Non credo di dire fesserie ricordando come sono le consuetudini del ciclismo. Prima della Liquigas, prima di Bordonali (il team manager in causa con Di Luca per il tradimento al Giro), io ho sempre visto la squadra in posizione ambigua, a dir poco, in occasione di casi doping. La cosa mi ha sempre stupito e anche un po’ indignato: ma come, io mi accorgo che la colf ruba nei cassetti di casa e anziché sentirmi ferito divento il primo difensore della ladra? Così le squadre: trovano un corridore dopato in casa, ma proprio loro, anziché montare su tutte le furie, minacciare di impiccarlo sulla pubblica piazza, cercare in ogni modo di strangolarlo seduta stante, sono le prime a correre in soccorso. Ma, sa, dobbiamo valutare, vogliamo vederci chiaro, questi test non sono sempre così attendibili, chiederemo spiegazioni al ragazzo, siamo stupiti perché ha sempre tenuto un comportamento esemplare, nessun pronunciamento prima delle controanalisi, e comunque tutti nella vita possono sbagliare…
Quante ne abbiamo sentite, di questo genere. Io capisco il garantismo e la prudenza iniziali, ma poi non capisco più. Quando il tradimento è accertato, caro il mio corridore, io non mi trattengo più: ti perseguito, ti massacro, ti rovino. Perché deve essere chiaro a tutti che con la tua disonestà non hai fatto male solo a te stesso - tu puoi anche andare al diavolo - ma hai fatto malissimo ad un’azienda rispettabile, che investe soldi per farsi buona pubblicità, che ha dietro centinaia di famiglie, che soprattutto non può giocarsi la reputazione per un imbecille come te.
Così mi sembra umano e naturale ragionare. Queste mi sembrano le reazioni più scontate. Invece no: per anni, i club hanno fatto da crocerossine ai loro poveri corridori in disgrazia. Povere gioie, come si fa a lasciarli solo in momenti così difficili, già hanno tanti problemi… Lo dico sinceramente: dopo dieci anni di vergogne, davanti alle rovine di questi tempi (signori, ci siamo accorti che il ciclismo fa sempre più fatica a penetrare nelle passioni italiane?), ecco, di fronte a queste conseguenze non è più possibile alcuna pietà.
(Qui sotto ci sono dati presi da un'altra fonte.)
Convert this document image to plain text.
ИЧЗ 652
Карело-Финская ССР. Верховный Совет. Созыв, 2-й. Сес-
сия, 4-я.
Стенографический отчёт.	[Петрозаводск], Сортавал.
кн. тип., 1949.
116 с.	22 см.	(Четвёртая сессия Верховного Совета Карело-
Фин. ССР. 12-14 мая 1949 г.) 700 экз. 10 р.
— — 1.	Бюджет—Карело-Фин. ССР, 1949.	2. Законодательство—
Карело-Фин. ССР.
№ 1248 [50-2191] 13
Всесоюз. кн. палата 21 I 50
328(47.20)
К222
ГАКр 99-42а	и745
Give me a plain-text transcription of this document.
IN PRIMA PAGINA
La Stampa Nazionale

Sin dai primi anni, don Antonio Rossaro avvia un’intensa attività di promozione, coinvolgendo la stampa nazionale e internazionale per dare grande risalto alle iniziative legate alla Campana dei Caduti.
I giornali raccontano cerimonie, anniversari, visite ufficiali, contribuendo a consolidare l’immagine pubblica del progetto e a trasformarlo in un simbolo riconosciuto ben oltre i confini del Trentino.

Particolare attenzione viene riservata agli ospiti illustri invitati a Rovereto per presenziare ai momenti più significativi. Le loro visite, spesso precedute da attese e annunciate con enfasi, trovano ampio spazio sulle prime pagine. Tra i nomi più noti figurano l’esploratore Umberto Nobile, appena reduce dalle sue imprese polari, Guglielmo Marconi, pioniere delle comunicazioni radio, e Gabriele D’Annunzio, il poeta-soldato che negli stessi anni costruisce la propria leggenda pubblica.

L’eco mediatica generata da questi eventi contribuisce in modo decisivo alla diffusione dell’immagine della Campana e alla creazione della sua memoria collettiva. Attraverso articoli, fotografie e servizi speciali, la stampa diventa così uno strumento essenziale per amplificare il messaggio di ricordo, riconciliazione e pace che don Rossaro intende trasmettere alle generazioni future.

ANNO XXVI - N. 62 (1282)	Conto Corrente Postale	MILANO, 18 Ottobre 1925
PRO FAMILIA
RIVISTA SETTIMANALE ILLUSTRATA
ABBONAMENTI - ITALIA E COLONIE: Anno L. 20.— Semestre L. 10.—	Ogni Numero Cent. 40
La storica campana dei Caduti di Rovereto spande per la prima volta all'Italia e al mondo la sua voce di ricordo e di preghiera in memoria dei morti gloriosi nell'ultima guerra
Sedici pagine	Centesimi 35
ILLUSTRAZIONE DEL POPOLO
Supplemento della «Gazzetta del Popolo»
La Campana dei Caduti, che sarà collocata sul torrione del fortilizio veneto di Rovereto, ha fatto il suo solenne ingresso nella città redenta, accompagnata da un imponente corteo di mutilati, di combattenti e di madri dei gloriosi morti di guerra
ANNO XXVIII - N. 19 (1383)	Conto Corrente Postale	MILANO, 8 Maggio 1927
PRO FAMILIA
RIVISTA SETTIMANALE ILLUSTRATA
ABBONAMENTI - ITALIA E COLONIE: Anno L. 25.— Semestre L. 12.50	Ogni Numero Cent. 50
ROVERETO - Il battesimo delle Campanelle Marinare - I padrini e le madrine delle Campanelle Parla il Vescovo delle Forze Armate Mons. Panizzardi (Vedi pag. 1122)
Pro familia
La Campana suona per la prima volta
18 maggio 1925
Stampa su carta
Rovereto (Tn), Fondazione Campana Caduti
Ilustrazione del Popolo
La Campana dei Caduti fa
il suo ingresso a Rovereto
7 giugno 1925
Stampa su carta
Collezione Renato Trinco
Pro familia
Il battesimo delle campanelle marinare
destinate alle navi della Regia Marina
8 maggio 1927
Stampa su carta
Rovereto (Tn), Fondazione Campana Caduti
I corridori, grandi e vaccinati, devono sapere che dei propri atti si risponde: non solo con una ridicola squalifica di due anni, praticamente una vacanza, ma in un’aula di giustizia, con la concreta possibilità di pagare in soldoni i danni provocati.
Ringrazio personalmente le Liquigas, i Bordonali e tutti quelli che eventualmente vorranno seguirne la strada. Mi piacerebbe tanto che cominciassero a farlo anche gli organizzatori delle gare (penso a cosa potrebbe pretendere il Giro, gloriosa manifestazione popolare d’Italia, negli ultimi anni finita regolarmente nel cesso). Adesso non c’è nemmeno più la scusa che “tanto la causa si perde nel vuoto”. Adesso c’è la prova provata che il corridore può essere trascinato in tribunale. Se invece, anche dopo questi precedenti, le società continueranno a muoversi nell’ambiguità e nella nebbia, allora la conclusione mi sembra inevitabile: le squadre non possono denunciare nessuno perché sono ricattabili. Come tutti i complici.